San Francisco is the only other major American city that has imposed such a mandate on pro athletes but other big cities are already repealing Covid-19 rules with Philadelphia, Boston and soon Chicago among them.
Adams hinted on Wednesday (Feb 23) that New York might be next to follow.
"I take my hat off to New Yorkers through masks, vaccines, through social distancing. We were hit with the uncertainty, the fear of Covid. I'm very proud of how we responded," he said, without providing a timeline or estimate of when the rules could change in the Big Apple.
"Every morning, I meet with my health professionals because I always say I'm going to follow the science. I'm not going to get ahead of the science because I'm ready to get ahead of all of this and get back to a level of normalcy.
"But they're giving us clear instructions. They gave us benchmarks, we're going to follow those benchmarks. But I look forward to the next weeks going through a real transformation where I don't have to wonder what you look like.
"We're moving in the right direction. We're going to do it in a safe way."
In 14 games this season, Irving has averaged 24.1 points and 5.4 assists per game.
The Nets have 23 games remaining on their regular-season schedule, but 15 of them would be played without him due to the mandate.
Irving has recently curried support from NBA commissioner Adam Silver and some league owners who have criticised the mandate applying to players from New York-based teams, including the Knicks, but not to players visiting from other cities.
He is also sensing the mood is shifting in his favour, according to Nets coach Steve Nash.
"I sense a real focus and urgency from him. So, if that's any indication, I would say he is getting excited about the prospect of being allowed to play in all our games, and hopefully in the short term," Nash said.

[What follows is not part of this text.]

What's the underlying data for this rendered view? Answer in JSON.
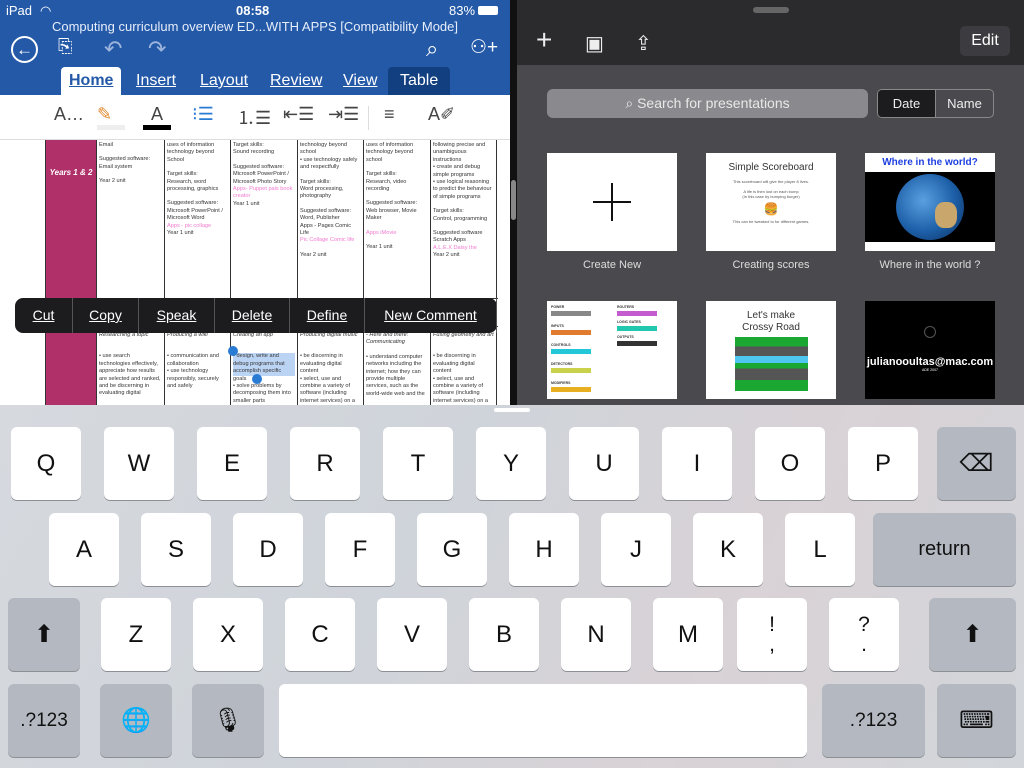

"So, if the mandate is lifted, the expectation would be that he can play in all our games. I think that's what he's been waiting for, and what he's excited about. If the opportunity arises, the plan and the goal is to play every night."
Brooklyn are currently in eighth place in the Eastern Conference with a 31-28 record, making them eligible for a play-in spot, but their aspirations are higher than that, having been tipped as championship contenders at the start of the season.